At the risk of undermining everything in this piece, I often question whether venture capital is the right type of funding for healthcare. The time horizons for returns don’t match the ponderous pace of healthcare’s sales cycles. Growth hacking is hard without becoming a pill mill (see: Cerebral). Services and brick-and-mortar businesses are hard to scale and do not warrant software-style valuations. Startups are now seeing this reality reflected on term sheets. The space needs a more patient capital alternative to VC and PE.
I remain optimistic about the future of women’s health. For one, after decades of exclusion, the federal government is doubling down on funding women’s health research. Jill Biden announced a $500M commitment via the Pentagon and Department of Defense. The other Biden proposed a $12B fund for the same purpose through the NIH. Private funders are committed too, with Melinda Gates pledging $250M to improve women’s mental and physical health through Pivotal Philanthropies. However, it isn’t easy for for-profit companies to access this non-dilutive, dare I say, more free-wheeling capital. And it will take a lot of money to beat the incumbents. I expect roll-ups and consolidation across women’s health going into 2025, as many compelling point solutions should exist but just can’t survive on their own.
The US pays more for healthcare than other wealthy countries and has worse outcomes even as insurers' market caps (and CEO compensation) balloon. Without the passion and persistence of startup founders, I don’t believe we will see any meaningful disruption because the existing system isn’t incentivized to do anything but continue to print money.
The sleeping giant that is women’s health is finally awake.
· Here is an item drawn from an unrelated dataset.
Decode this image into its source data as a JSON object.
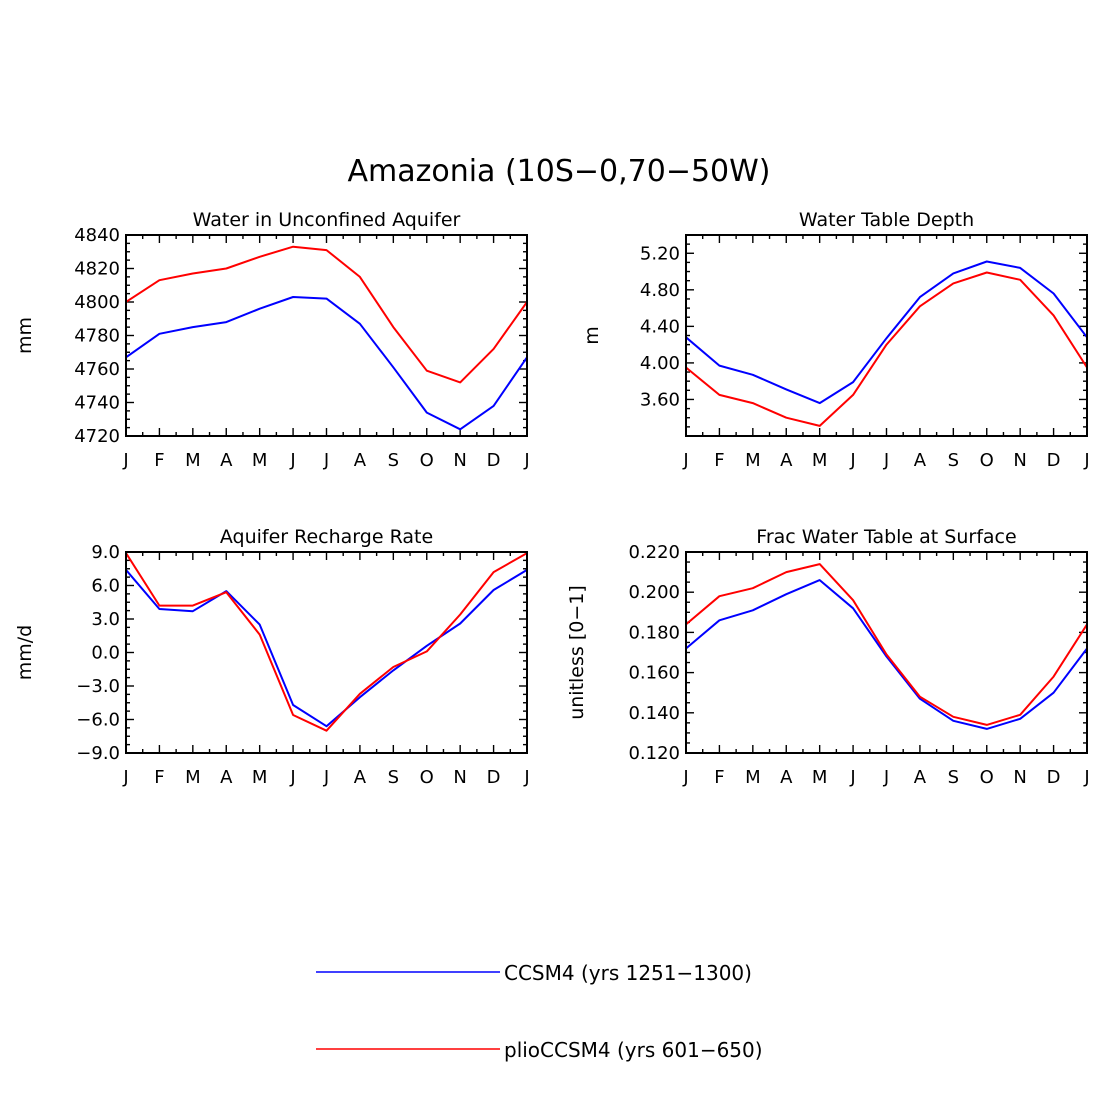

Women’s health founders are the most passionate and driven people I’ve worked with during my many years in digital health. I love waking up doing good and doing well. So whether you’re here for arbitrage or want to be part of the movement, you’re welcome if you’re ready to fund it.
If you have thoughts about this piece, email me at [email protected]. If you can’t tell, even though I said the quiet part out loud, I love working in women’s health and believe in its potential. But I’m also ready for the narrative to change. For that to happen, we must acknowledge and work together to solve these problems.